Ballot position appears weaker than for judges: many candidates win from later columns. Incumbency is obviously the strongest factor.

But looking farther back, we see instances where ballot position appears to help. In 2015, Derek Green led the entire field as a challenger with the top position. And in 2011 Sherrie Cohen came in a close sixth place from the first column, and two more first column candidates were in the top nine.

View code
ggplot(
  total_results,
  aes(y = 100 * pvote, color = interaction(incumbent, column==1))
) + 
  geom_text(
    aes(label = candidate),
    x=0, 
    hjust=0
  ) +
  facet_grid(. ~ year) +
  theme_sixtysix() +
  scale_y_continuous(breaks = seq(0,20,2.5)) +
  geom_text(
    data = tribble(
      ~votes, ~candidate, ~incumbent, ~year, ~pvote, ~column,
      # 1e3, "Challenger", 0, 2011, -0.007, 0,
      7e3, "Incumbent", 1, 2011, 0.007, 0,
      4e3, "First Column", 0, 2011, 0.000, 1
    ),
    fontface="bold",
    x=0.45,
    aes(label = candidate),
    hjust = 0,
    vjust=0
  ) +
  scale_color_manual(
    values=c(
      '1.FALSE' = strong_blue, 
      '1.TRUE' = strong_blue, 
      '0.FALSE'= "black", 
      '0.TRUE'=strong_green
    ),
    guide = FALSE
  ) +
  expand_limits(y=0) +
  labs(
    title="Incumbents Swept 2011 and 2019, but not 2015",
    y = "% of Vote"
  )

Let’s use regression to tease apart the effects. I’ll regress the percent of the vote received by a candidate on being in the first column and being in the first row, incumbency, and year fixed effects. The regression is simplistic, but since ballot position is randomized we don’t need anything more. (The substantive findings below are robust to more controls and to using log(votes).)

View code
ols_fit <- lm(
  100 * pvote ~ 
    as.character(year) +
    incumbent +
    (row == 1) +
    (column == 1) + 
    # (column == 1 & row == 1) +
    # (column == 1 & row != 1) +
    # (column == 2) +
    1,
  data = total_results #%>% filter(!incumbent)
)
# summary(ols_fit)

print_coef <- function(fit, coef){
  val <- round(ols_fit$coefficients[coef], 1)
  se <- summary(ols_fit)$coefficients[,2][coef]
  # stars <- case_when(p<0.01 ~ " (p < 0.01)", p < 0.05 ~ " (p < 0.05)", TRUE ~ "")
  se_text <- paste0(" (",round(se, 1),")")
  prefix <- (if(val > 0) "+" else "")
  paste0(prefix, val, se_text)
}

tribble(
  ~Effect, ~"% Vote in pp (standard error)",
  "Baseline Votes 2019", "2.6",
  "Incumbency", ols_fit %>% print_coef('incumbent'),
  "First Column",  ols_fit %>% print_coef('column == 1TRUE'),
  "First Row",  ols_fit %>% print_coef('row == 1TRUE')
) %>% 
  knitr::kable("html") %>% 
  kableExtra::kable_styling(full_width = F)
Effect % Vote in pp (standard error)
Baseline Votes 2019 2.6
Incumbency +6.4 (0.9)
First Column +2.4 (0.9)
First Row -0.3 (0.8)

Non-incumbent candidates in the second or later column started with an average 2.4% of the vote in 2019. Incumbents on average receive 6.4 percentage points more votes. Candidates in the first column receive on average 2.4 pp more votes. Being in the first row doesn’t appear to help.

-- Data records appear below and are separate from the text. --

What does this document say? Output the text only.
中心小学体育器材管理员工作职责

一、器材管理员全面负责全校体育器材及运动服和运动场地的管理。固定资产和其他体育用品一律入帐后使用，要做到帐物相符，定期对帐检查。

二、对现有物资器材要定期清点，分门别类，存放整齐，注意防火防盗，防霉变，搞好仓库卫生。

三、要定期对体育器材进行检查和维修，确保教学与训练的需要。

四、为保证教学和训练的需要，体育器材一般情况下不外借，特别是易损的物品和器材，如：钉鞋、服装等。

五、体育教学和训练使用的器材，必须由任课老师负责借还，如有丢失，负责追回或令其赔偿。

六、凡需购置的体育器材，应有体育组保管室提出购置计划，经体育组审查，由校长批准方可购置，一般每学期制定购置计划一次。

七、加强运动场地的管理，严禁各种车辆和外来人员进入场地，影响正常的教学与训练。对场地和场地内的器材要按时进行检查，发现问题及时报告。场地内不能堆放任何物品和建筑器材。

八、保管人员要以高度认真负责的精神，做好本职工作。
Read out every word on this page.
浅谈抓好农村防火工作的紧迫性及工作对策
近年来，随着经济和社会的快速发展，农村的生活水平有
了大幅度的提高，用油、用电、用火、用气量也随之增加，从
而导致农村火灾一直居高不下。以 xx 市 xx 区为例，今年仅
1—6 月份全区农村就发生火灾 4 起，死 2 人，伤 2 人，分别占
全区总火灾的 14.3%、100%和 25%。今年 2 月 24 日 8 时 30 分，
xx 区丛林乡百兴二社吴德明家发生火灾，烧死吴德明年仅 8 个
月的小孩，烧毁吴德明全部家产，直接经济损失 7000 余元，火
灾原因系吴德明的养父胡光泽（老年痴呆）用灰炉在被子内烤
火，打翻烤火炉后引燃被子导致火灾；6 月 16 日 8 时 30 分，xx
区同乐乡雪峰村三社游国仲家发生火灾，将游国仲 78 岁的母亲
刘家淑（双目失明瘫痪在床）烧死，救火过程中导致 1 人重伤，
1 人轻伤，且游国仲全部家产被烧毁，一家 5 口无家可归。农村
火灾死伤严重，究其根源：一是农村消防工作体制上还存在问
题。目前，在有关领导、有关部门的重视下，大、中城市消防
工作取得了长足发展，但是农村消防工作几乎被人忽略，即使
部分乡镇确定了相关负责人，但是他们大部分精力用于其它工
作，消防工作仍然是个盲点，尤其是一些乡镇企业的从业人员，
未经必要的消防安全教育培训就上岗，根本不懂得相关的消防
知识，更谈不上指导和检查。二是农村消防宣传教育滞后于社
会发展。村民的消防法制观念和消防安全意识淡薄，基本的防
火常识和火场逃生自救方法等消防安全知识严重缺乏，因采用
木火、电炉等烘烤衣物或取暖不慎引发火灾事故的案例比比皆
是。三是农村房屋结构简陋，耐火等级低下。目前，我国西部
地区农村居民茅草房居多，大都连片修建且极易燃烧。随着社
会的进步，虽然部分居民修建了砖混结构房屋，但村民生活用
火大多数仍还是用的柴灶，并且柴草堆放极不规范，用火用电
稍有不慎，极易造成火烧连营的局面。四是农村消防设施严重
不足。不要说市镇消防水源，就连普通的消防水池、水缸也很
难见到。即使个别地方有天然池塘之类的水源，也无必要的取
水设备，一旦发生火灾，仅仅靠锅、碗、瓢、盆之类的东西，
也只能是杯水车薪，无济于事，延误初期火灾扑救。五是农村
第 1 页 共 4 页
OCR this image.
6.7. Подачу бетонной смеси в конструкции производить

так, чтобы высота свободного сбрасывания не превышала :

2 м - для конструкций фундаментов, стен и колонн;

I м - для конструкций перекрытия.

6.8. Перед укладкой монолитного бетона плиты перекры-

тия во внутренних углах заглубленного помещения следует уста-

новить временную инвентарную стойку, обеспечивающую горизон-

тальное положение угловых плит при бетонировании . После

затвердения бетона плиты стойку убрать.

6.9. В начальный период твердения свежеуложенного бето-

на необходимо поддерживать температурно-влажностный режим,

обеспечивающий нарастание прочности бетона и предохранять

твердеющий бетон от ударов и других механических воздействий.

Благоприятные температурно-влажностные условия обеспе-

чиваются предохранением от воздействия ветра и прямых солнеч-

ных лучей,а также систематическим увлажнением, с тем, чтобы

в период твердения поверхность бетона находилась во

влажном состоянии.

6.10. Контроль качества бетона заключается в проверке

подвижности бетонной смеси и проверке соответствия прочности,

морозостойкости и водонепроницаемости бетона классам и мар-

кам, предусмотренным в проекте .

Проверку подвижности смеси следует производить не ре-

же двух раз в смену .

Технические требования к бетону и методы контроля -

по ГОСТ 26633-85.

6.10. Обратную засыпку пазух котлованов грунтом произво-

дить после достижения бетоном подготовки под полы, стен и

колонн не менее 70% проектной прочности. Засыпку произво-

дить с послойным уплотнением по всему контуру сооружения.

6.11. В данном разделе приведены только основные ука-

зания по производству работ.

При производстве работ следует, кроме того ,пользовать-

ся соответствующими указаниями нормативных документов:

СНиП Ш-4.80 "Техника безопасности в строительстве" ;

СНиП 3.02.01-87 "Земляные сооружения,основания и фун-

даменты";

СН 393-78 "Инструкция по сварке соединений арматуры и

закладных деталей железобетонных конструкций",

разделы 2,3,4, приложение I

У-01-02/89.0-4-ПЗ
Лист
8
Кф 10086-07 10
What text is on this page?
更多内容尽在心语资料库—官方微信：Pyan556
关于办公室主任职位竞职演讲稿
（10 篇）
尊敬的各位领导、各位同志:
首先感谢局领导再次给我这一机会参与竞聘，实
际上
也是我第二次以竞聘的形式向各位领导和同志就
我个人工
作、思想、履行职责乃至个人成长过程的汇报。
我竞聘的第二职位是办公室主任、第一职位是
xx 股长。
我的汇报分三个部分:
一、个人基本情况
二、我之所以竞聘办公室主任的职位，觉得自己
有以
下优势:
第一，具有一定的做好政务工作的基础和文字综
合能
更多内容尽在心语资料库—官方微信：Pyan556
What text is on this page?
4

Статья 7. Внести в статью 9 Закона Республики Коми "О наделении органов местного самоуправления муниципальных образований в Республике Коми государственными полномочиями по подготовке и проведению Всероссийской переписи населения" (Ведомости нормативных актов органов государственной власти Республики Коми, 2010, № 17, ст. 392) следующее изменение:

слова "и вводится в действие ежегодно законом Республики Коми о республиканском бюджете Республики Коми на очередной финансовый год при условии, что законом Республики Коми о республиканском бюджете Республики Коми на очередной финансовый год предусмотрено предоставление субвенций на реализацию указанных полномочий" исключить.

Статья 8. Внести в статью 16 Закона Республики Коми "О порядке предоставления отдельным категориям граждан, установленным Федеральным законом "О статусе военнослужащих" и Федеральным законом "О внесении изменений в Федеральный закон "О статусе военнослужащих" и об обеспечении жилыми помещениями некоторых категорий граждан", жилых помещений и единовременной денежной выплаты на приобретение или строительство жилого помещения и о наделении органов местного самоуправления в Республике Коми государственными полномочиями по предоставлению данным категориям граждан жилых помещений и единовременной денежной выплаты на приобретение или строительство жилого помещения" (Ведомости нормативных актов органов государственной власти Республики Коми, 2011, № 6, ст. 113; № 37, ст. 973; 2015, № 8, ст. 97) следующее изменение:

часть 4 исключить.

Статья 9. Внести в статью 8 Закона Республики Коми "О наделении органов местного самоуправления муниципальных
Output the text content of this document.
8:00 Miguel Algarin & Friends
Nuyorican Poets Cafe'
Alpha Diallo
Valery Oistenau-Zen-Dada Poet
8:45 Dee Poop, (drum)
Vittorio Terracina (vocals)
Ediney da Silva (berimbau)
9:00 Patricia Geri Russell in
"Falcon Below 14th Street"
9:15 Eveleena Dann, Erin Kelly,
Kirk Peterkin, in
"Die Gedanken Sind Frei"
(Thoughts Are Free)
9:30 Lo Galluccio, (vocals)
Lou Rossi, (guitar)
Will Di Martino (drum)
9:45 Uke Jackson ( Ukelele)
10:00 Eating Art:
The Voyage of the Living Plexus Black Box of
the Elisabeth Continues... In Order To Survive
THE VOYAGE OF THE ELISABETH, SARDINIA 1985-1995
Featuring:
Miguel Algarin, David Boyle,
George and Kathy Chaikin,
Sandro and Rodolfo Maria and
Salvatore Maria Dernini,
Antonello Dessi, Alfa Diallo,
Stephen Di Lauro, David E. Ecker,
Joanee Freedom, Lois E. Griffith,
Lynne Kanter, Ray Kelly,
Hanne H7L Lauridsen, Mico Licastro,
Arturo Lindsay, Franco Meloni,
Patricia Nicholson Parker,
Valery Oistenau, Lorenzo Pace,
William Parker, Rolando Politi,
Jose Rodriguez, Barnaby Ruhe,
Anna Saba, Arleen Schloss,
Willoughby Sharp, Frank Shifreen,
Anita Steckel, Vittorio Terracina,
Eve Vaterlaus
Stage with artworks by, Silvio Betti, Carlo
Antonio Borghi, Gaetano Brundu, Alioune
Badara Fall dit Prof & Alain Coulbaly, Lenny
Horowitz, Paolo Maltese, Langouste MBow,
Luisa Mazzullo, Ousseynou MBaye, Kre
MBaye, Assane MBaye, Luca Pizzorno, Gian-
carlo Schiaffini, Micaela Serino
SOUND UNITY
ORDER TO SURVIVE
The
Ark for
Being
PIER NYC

So the first-column effect for City Council is smaller than for Common Pleas, but still nearly doubles a typical challenger’s votes. And in 2019 it would have been enough to put any of the close challengers (Gilmore Richardson, DiBerardinis, Santamoor, Almirón) over the top.